I'm trying to show for $$f \in \mathcal{S}(\mathbb{R}^{n}) \Rightarrow \hat{f} \in \mathcal{S}(\mathbb{R}^{n}) $$ where $$ \mathcal{S}$$ denotes the Schwartz space.
I've obtained the bound $$||\xi^{\alpha}\partial^{\beta}\hat{f}(\xi)||_{L^{\infty}} \leq C||f||_{L^{\infty}}||\frac{x^{\beta}}{(1+|x|)^{N}}||_{L^{1}} $$
However I don't know how to determine when $$||\frac{x^{\beta}}{(1+|x|)^{N}}||_{L^{1}}$$ is finite.

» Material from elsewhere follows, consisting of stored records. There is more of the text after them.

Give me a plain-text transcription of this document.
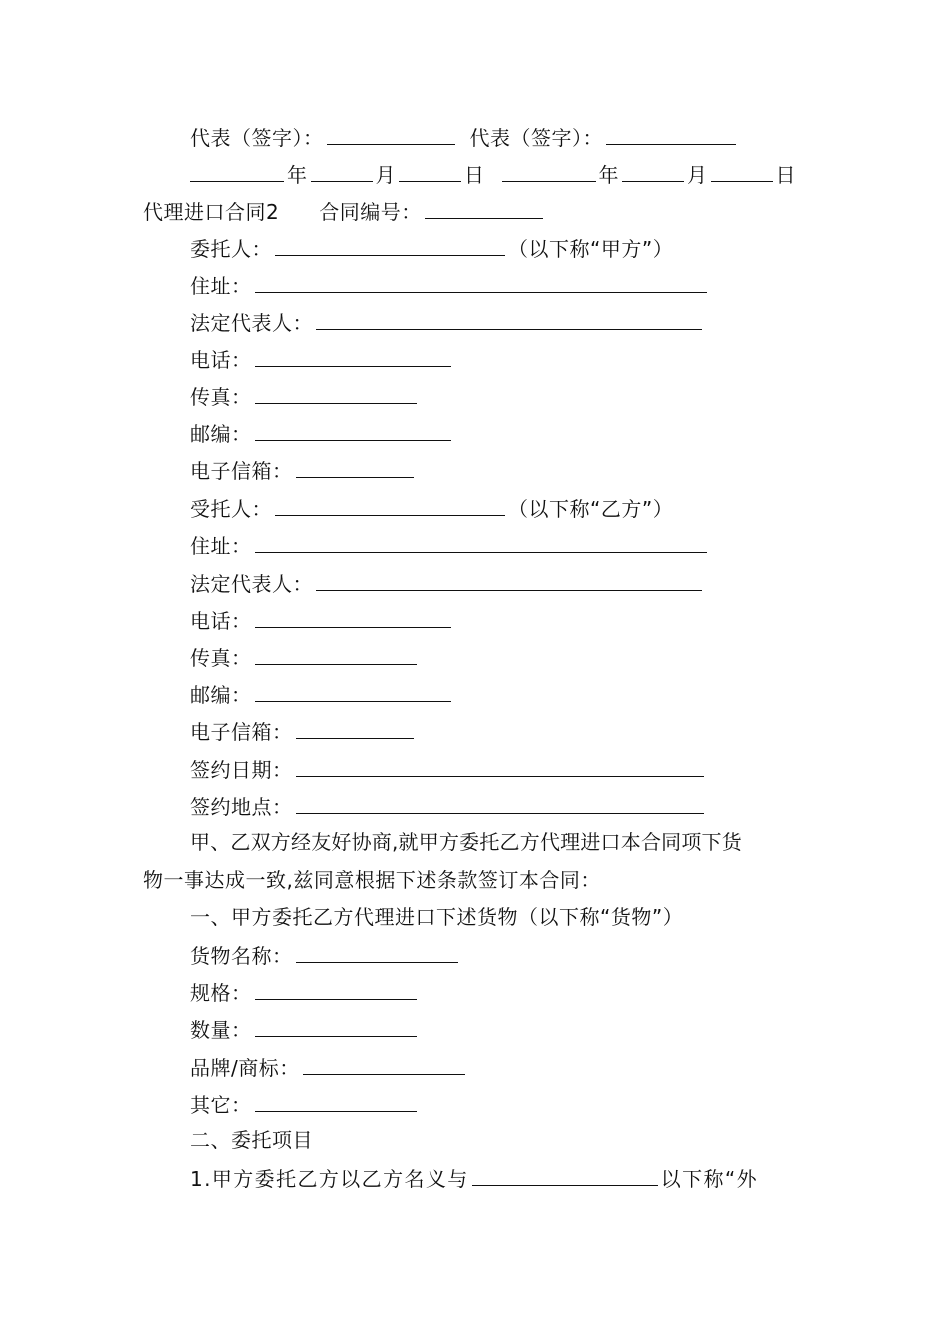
代表（签字）：	代表（签字）：
年	月	日	年	月	日
代理进口合同2 合同编号：
委托人：	（以下称“甲方”）
住址：
法定代表人：
电话：
传真：
邮编：
电子信箱：
受托人：	（以下称“乙方”）
住址：
法定代表人：
电话：
传真：
邮编：
电子信箱：
签约日期：
签约地点：
甲、乙双方经友好协商,就甲方委托乙方代理进口本合同项下货
物一事达成一致,兹同意根据下述条款签订本合同：
一、甲方委托乙方代理进口下述货物（以下称“货物”）
货物名称：
规格：
数量：
品牌/商标：
其它：
二、委托项目
1.甲方委托乙方以乙方名义与	以下称“外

\begin{align*} x^{\alpha}(\partial^{\beta}\widehat{f})(x)&=x^{\alpha}((-2\pi i\xi)^{\beta}f(\xi))^{\wedge}(x)\\ &=(-2\pi i)^{|\beta|}x^{\alpha}(\xi^{\beta}f(\xi))^{\wedge}(x)\\ &=\dfrac{(-2\pi i)^{|\beta|}}{(2\pi i)^{|\alpha|}}(2\pi ix)^{\alpha}(\xi^{\beta}f(\xi))^{\wedge}(x)\\ &=\dfrac{(-2\pi i)^{|\beta|}}{(2\pi i)^{|\alpha|}}(\partial^{\alpha}(\xi^{\beta}f(\xi)))^{\wedge}(x), \end{align*} so \begin{align*} \|x^{\alpha}(\partial^{\beta}\widehat{f})(x)\|_{L^{\infty}({\bf{R}}^{n})}&=\dfrac{(2\pi)^{|\beta|}}{(2\pi)^{|\alpha|}}\|(\partial^{\alpha}(\xi^{\beta}f(\xi)))^{\wedge}\|_{L^{\infty}({\bf{R}}^{n})}\\ &\leq\dfrac{(2\pi)^{|\beta|}}{(2\pi)^{|\alpha|}}\|\partial^{\alpha}(\xi^{\beta}f(\xi))\|_{L^{1}({\bf{R}}^{n})}\\ &<\infty. \end{align*}